Home » Blog » Aspetti fiscali » Aggiornamento del 21 ottobre 2019 – lo stato dell’arte.

Aggiornamento del 21 ottobre 2019 – lo stato dell’arte.

Già in precedenza si è affrontata la questione delle modifiche introdotte dal provvedimento della Agenzia delle Entrate del 21.10.2019 al nuovo modello di dichiarazione di successione, alle istruzioni per la sua compilazione e alle specifiche tecniche, sia dei software di compilazione che del software di controllo della Agenzia, aggiornamento necessario per risolvere alcuni bugs e blocchi che non permettevano l’invio telematico di pratiche successorie in realtà corrette.

Da un lato è giunto subito un plauso all’amministrazione finanziaria da parte della comunità di operatori e professionisti che si trovano, da tre anni a questa parte, a lottare contro i bugs del modello telematico (dovuti alla complessità della materia e alla incidenza importante di questa riforma); dall’altro lato però si sono subito riscontrate altre nuove incongruenze, create con quello stesso provvedimento che tendeva a risolvere quelle fino ad allora rilevate.

I minimi di imposta: problema creato e risolto

Nell’intervenire sulle specifiche tecniche del modello con il provvedimento del 21.10.19, l’Agenzia aveva stabilito che la quota di imposta ipotecaria e catastale da calcolare in misura proporzionale avrebbe dovuto essere arrotondata al minimo (ovvero € 200,00 ciascuna) anche in caso di presenza di imposta fissa magari su un immobile “prima casa” o altro immobile agevolato in uno degli altri righi di calcolo dedicati alle stesse imposte.

Ne conseguiva che in una successione con un immobile soggetto a imposta proporzionale e uno a imposta fissa il minimo di imposta sarebbe stato sempre 800 euro (400 per ipotecaria e 400 per catastale, a prescindere dall’effettivo valore calcolato proporzionalmente che invece potrebbe essere di gran lunga inferiore), con un aggravio di imposta duro da digerire per i contribuenti, soprattutto in assenza di alcun provvedimento fiscale di modifica e anzi essendo stato effettuato scavalcando i provvedimenti e le circolari attualmente in vigore, non da ultima la Circolare Agenzia delle Entrate del 7 maggio 2001, n. 44/E.

Per risolvere il problema il 14 novembre u.s. è uscita una nuova modifica al modulo di controllo (versione 2.0.1. in sostituzione della 2.0.0 del 21 ottobre) che eliminava il bug.

Il nuovo intervento del 14 novembre u.s.

Con il provvedimento teso a risolvere il problema sui minimi di cui si è detto, si è introdotto purtroppo un nuovo errore, questa volta a favore del contribuente.

L’anomalia riguarda l’inserimento dei terreni non edificabili.

• Con il modello 2.0.0.si era chiarito che essi, qualora di valore inferiore ai minimi di imposta, dovessero essere indicati a valore fiscale (con una ripartizione 2/3 e 1/3);
• Con il modello 2.0.1. invece si è impostato un errore che fa si che nelle successioni con solo terreni non edificabili, a prescindere dal loro valore, viene sempre applicato il minimo di imposta.
Quindi o valore fiscale o imposte 200 e 200, anche per terreni di valore importante .
Anche questo problema è stato successivamente risolto dalla Agenzia per chi utilizza il modulo di controllo esterno al desktop telematico)

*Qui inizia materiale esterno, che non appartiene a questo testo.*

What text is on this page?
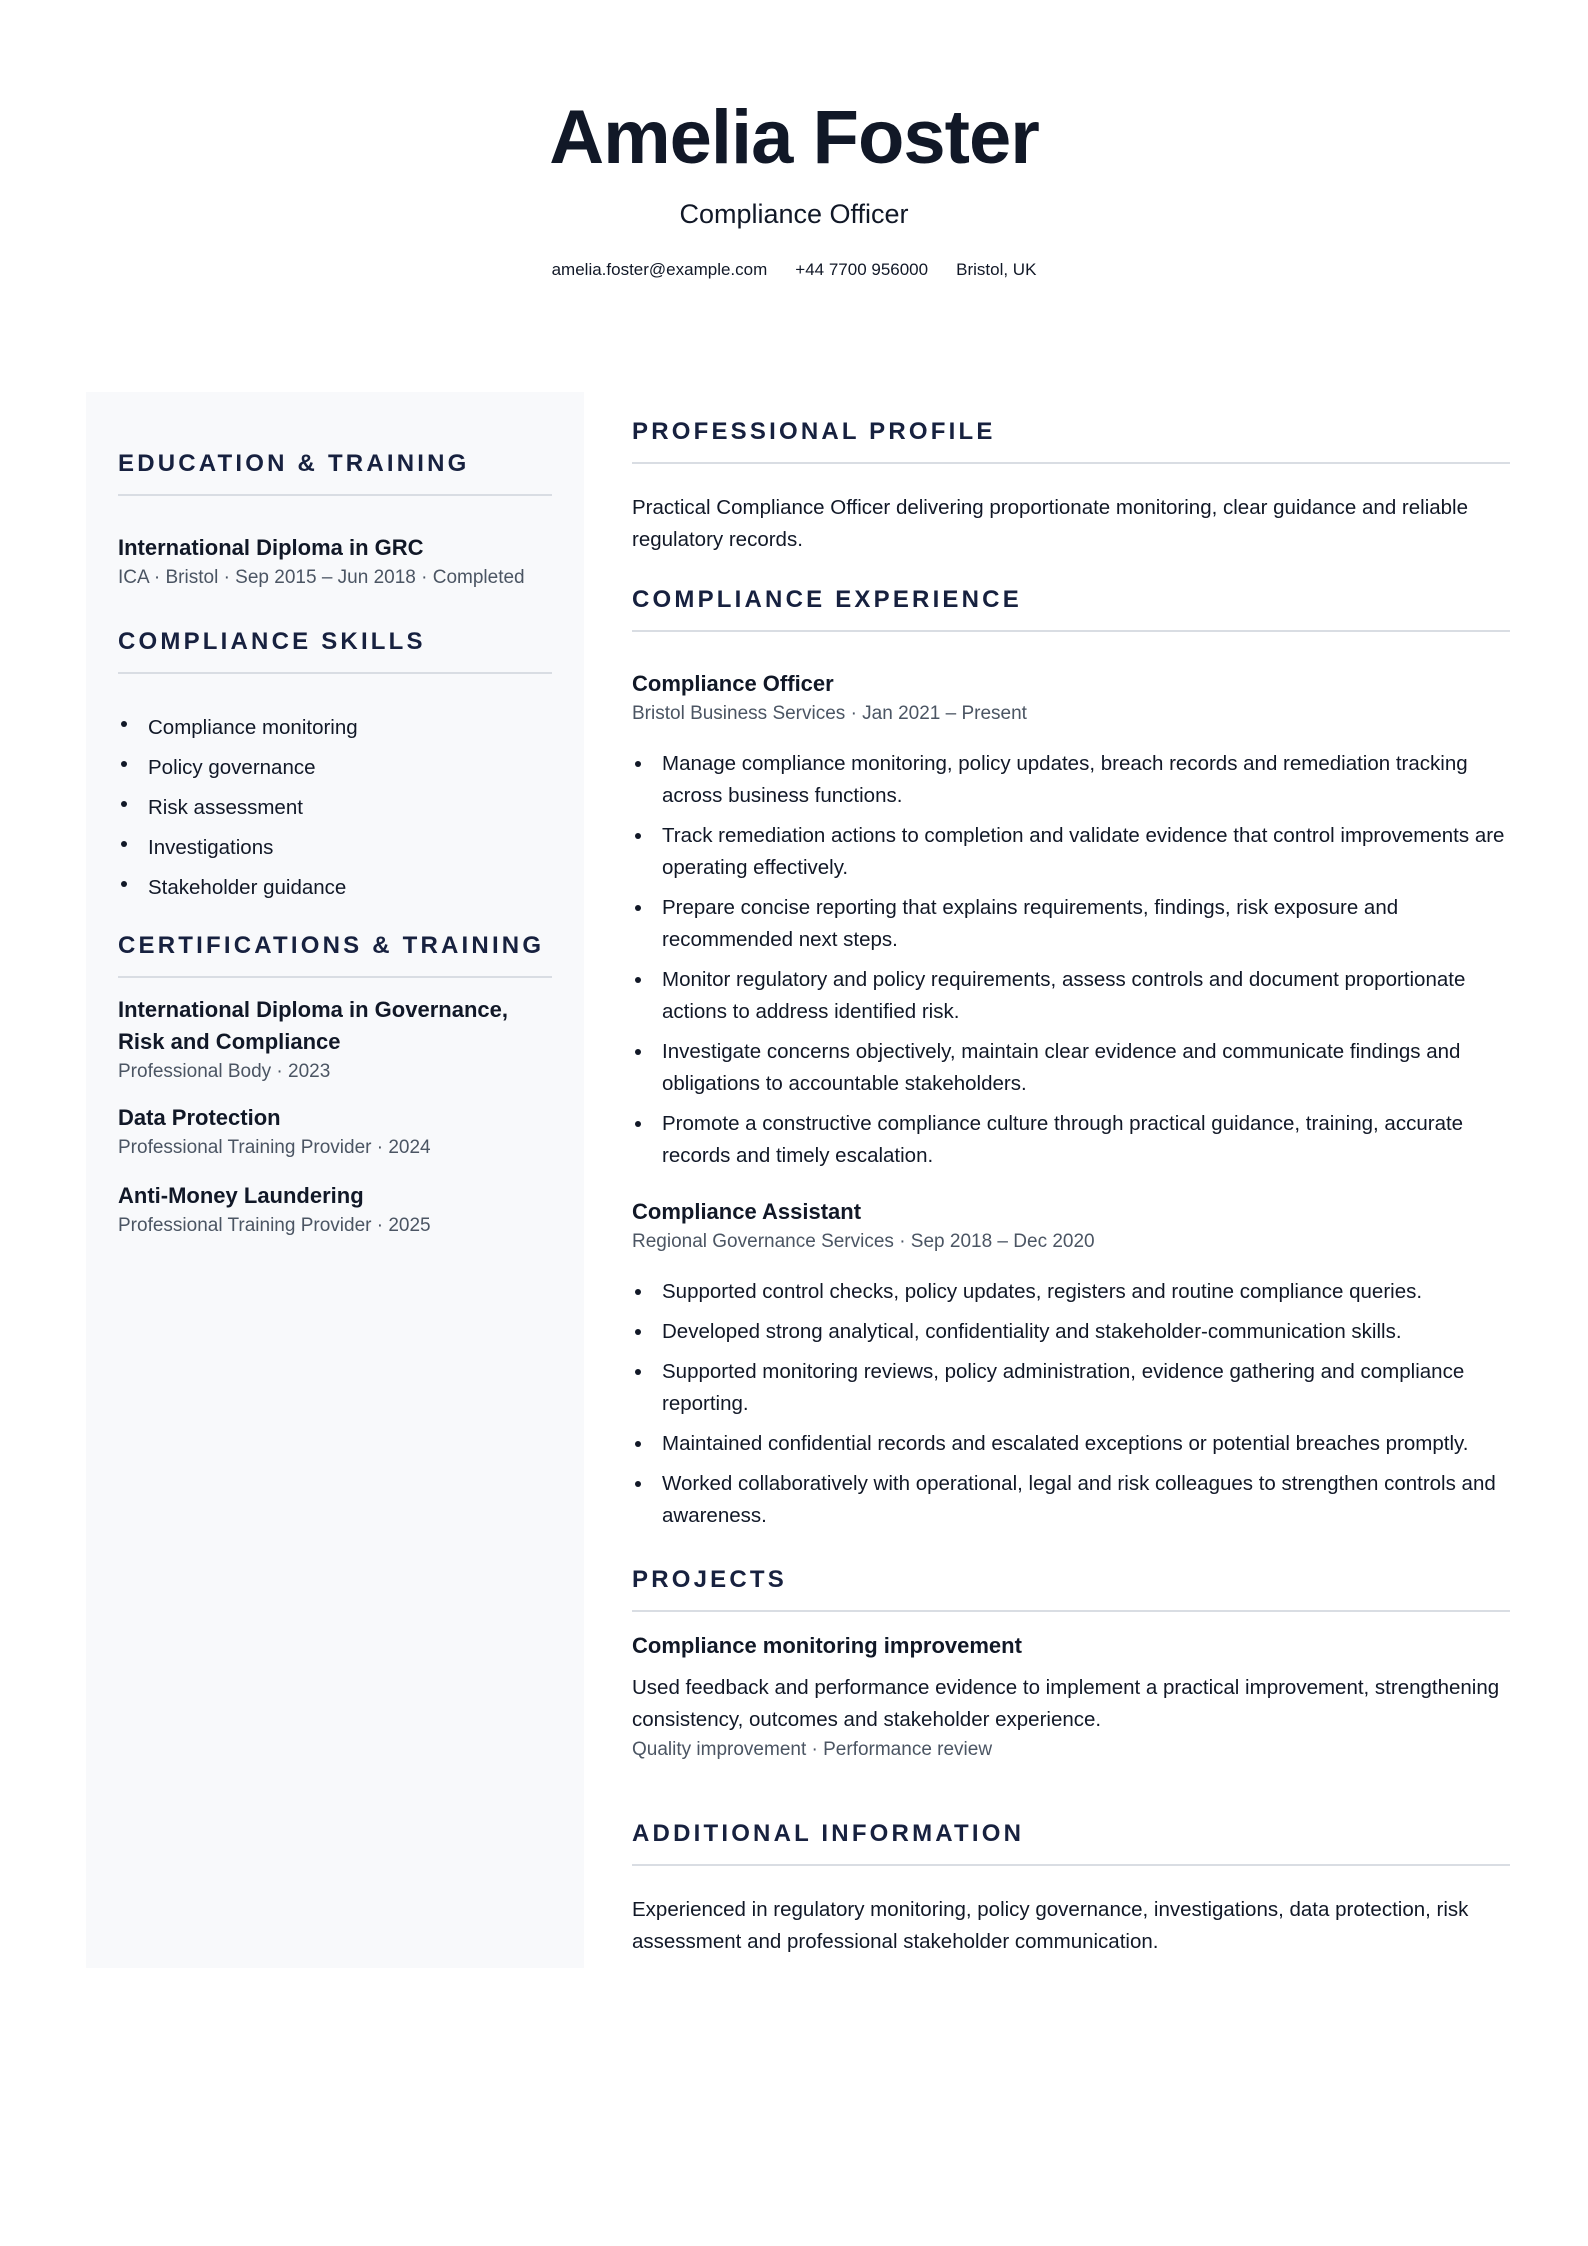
Amelia Foster
Compliance Officer
amelia.foster@example.com +44 7700 956000 Bristol, UK
EDUCATION & TRAINING
International Diploma in GRC
ICA · Bristol · Sep 2015 – Jun 2018 · Completed
COMPLIANCE SKILLS
Compliance monitoring
Policy governance
Risk assessment
Investigations
Stakeholder guidance
CERTIFICATIONS & TRAINING
International Diploma in Governance,
Risk and Compliance
Professional Body · 2023
Data Protection
Professional Training Provider · 2024
Anti-Money Laundering
Professional Training Provider · 2025
PROFESSIONAL PROFILE
Practical Compliance Officer delivering proportionate monitoring, clear guidance and reliable regulatory records.
COMPLIANCE EXPERIENCE
Compliance Officer
Bristol Business Services · Jan 2021 – Present
Manage compliance monitoring, policy updates, breach records and remediation tracking across business functions.
Track remediation actions to completion and validate evidence that control improvements are operating effectively.
Prepare concise reporting that explains requirements, findings, risk exposure and recommended next steps.
Monitor regulatory and policy requirements, assess controls and document proportionate actions to address identified risk.
Investigate concerns objectively, maintain clear evidence and communicate findings and obligations to accountable stakeholders.
Promote a constructive compliance culture through practical guidance, training, accurate records and timely escalation.
Compliance Assistant
Regional Governance Services · Sep 2018 – Dec 2020
Supported control checks, policy updates, registers and routine compliance queries.
Developed strong analytical, confidentiality and stakeholder-communication skills.
Supported monitoring reviews, policy administration, evidence gathering and compliance reporting.
Maintained confidential records and escalated exceptions or potential breaches promptly.
Worked collaboratively with operational, legal and risk colleagues to strengthen controls and awareness.
PROJECTS
Compliance monitoring improvement
Used feedback and performance evidence to implement a practical improvement, strengthening consistency, outcomes and stakeholder experience.
Quality improvement · Performance review
ADDITIONAL INFORMATION
Experienced in regulatory monitoring, policy governance, investigations, data protection, risk assessment and professional stakeholder communication.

La soluzione degli ulteriori bugs/errori

In seguito si approfondiranno le ulteriori novità e correzioni introdotte con il provvedimento del 21.10: ad oggi è bene comunque ricordare che il nuovo modello, le istruzioni di compilazione e le specifiche tecniche del software di compilazione, nonchè il software d controllo sono un continuo work in progress, essendo necessari continui interventi della Agenzia sia per risolvere i problemi man mano riscontrati, sia per inserire nuovi passaggi richiesti dall’evoluzione della materia fiscale.
Ne consegue che ogni volta che il professionista si accinge a redigere una dichiarazione di successione deve, prima ancora di avviare la pratica, verificare di avere in mano gli strumenti aggiornati, a partire proprio dalle istruzioni di compilazione del modello, per procedere.


Rispondi

Inserisci i tuoi dati qui sotto o clicca su un'icona per effettuare l'accesso:

Logo di WordPress.com

Stai commentando usando il tuo account WordPress.com. Chiudi sessione /  Modifica )

Google photo

Stai commentando usando il tuo account Google. Chiudi sessione /  Modifica )

Foto Twitter

Stai commentando usando il tuo account Twitter. Chiudi sessione /  Modifica )

Foto di Facebook

Stai commentando usando il tuo account Facebook. Chiudi sessione /  Modifica )

Connessione a %s...

Questo sito utilizza Akismet per ridurre lo spam. Scopri come vengono elaborati i dati derivati dai commenti.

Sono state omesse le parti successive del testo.